Desperdiçaremos nosso tempo se não aperfeiçoarmos o nosso discernimento. A bíblia diz que o pecado cega, ou seja, quanto melhor for a nossa comunhão com o Senhor, melhores serão nossas chances de “ver” corretamente as questões. Por que o Senhor não deixou este ponto totalmente claro? Por que não disse algo tipo: “não podeis servir a Deus e aceitar pastoras”? Ele nos advertiu sobre tantos perigos do futuro, mas nos deixou sozinhos para este debate – e tantos outros. Certamente ele quer que exercitemos a capacidade de debater assuntos do Reino sem nos dividir. Vejamos o que a Igreja de Jerusalém fez com a polêmica de Antioquia. Vejamos a alegria que resultou de um debate feito por pessoas que estavam perto do Senhor. O que é espiritual discerne bem todas as coisas. Este não é o primeiro nem será o último grande debate que teremos. Vamos desperdiçar esta oportunidade e não aperfeiçoar nosso discernimento espiritual?

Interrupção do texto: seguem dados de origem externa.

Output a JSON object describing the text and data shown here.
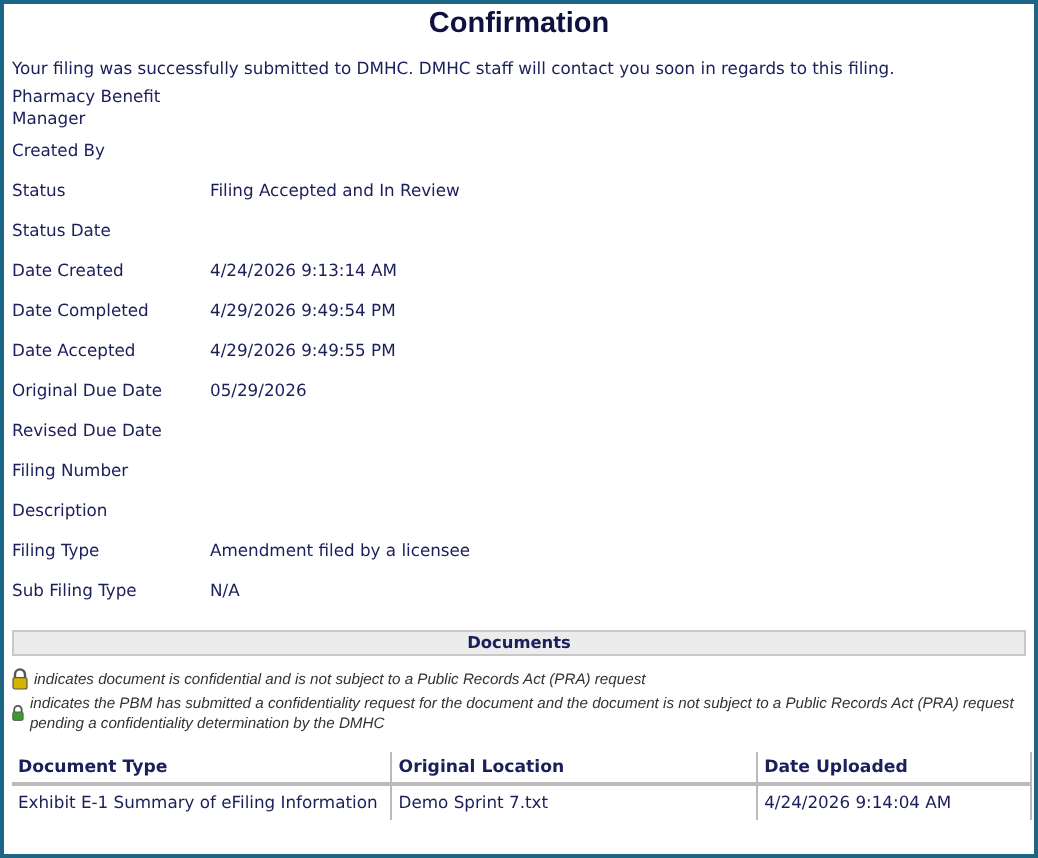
{
  "title": "Confirmation",
  "message": "Your filing was successfully submitted to DMHC. DMHC staff will contact you soon in regards to this filing.",
  "fields": [
    {
      "label": "Pharmacy Benefit Manager"
    },
    {
      "label": "Created By"
    },
    {
      "label": "Status",
      "value": "Filing Accepted and In Review"
    },
    {
      "label": "Status Date"
    },
    {
      "label": "Date Created",
      "value": "4/24/2026 9:13:14 AM"
    },
    {
      "label": "Date Completed",
      "value": "4/29/2026 9:49:54 PM"
    },
    {
      "label": "Date Accepted",
      "value": "4/29/2026 9:49:55 PM"
    },
    {
      "label": "Original Due Date",
      "value": "05/29/2026"
    },
    {
      "label": "Revised Due Date"
    },
    {
      "label": "Filing Number"
    },
    {
      "label": "Description"
    },
    {
      "label": "Filing Type",
      "value": "Amendment filed by a licensee"
    },
    {
      "label": "Sub Filing Type",
      "value": "N/A"
    }
  ],
  "documents": {
    "heading": "Documents",
    "legend": [
      {
        "color": "#d4b400",
        "text": "indicates document is confidential and is not subject to a Public Records Act (PRA) request"
      },
      {
        "color": "#3c9c2c",
        "text": "indicates the PBM has submitted a confidentiality request for the document and the document is not subject to a Public Records Act (PRA) request pending a confidentiality determination by the DMHC"
      }
    ],
    "table": {
      "columns": [
        "Document Type",
        "Original Location",
        "Date Uploaded"
      ],
      "rows": [
        [
          "Exhibit E-1 Summary of eFiling Information",
          "Demo Sprint 7.txt",
          "4/24/2026 9:14:04 AM"
        ]
      ]
    }
  }
}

Desperdiçaremos nosso tempo se não ampliarmos nossa capacidade de tolerar. Podemos aceitar a decisão da Assembléia e, ainda assim, continuarmos tão intolerantes quando antes. Neste caso, ficaremos apenas esperando o novo debate para expressarmos quão partidários somos. William Barclay lembra as palavras solenes que Cromwell dirigiu aos escoceses intransigentes: "Rogo-vos pelas ternas misericórdias de Cristo: pensai que é possível que estejais enganados" (As Obras da Carne e o Fruto do Espírito). Se fôssemos tão intolerantes com o pecado como o somos com algumas idéias ou mesmo doutrinas, desperdiçaríamos menos.

Desperdiçaremos nosso tempo se não refletirmos. Podemos fazer deste debate como alguns eleitores fazem: votando nulo. Podemos nem pensar no assunto e “seja o que Deus quiser”. Quando não temos liberdade, brigamos e morremos pelo direito de tê-la. No entanto, corremos o risco de perdemos a oportunidade de estudar o tema, debater, aprender, formar conceitos, estabelecer juízos. Isto nos prepararia para outros debates no futuro que poderão ser ainda mais contundentes.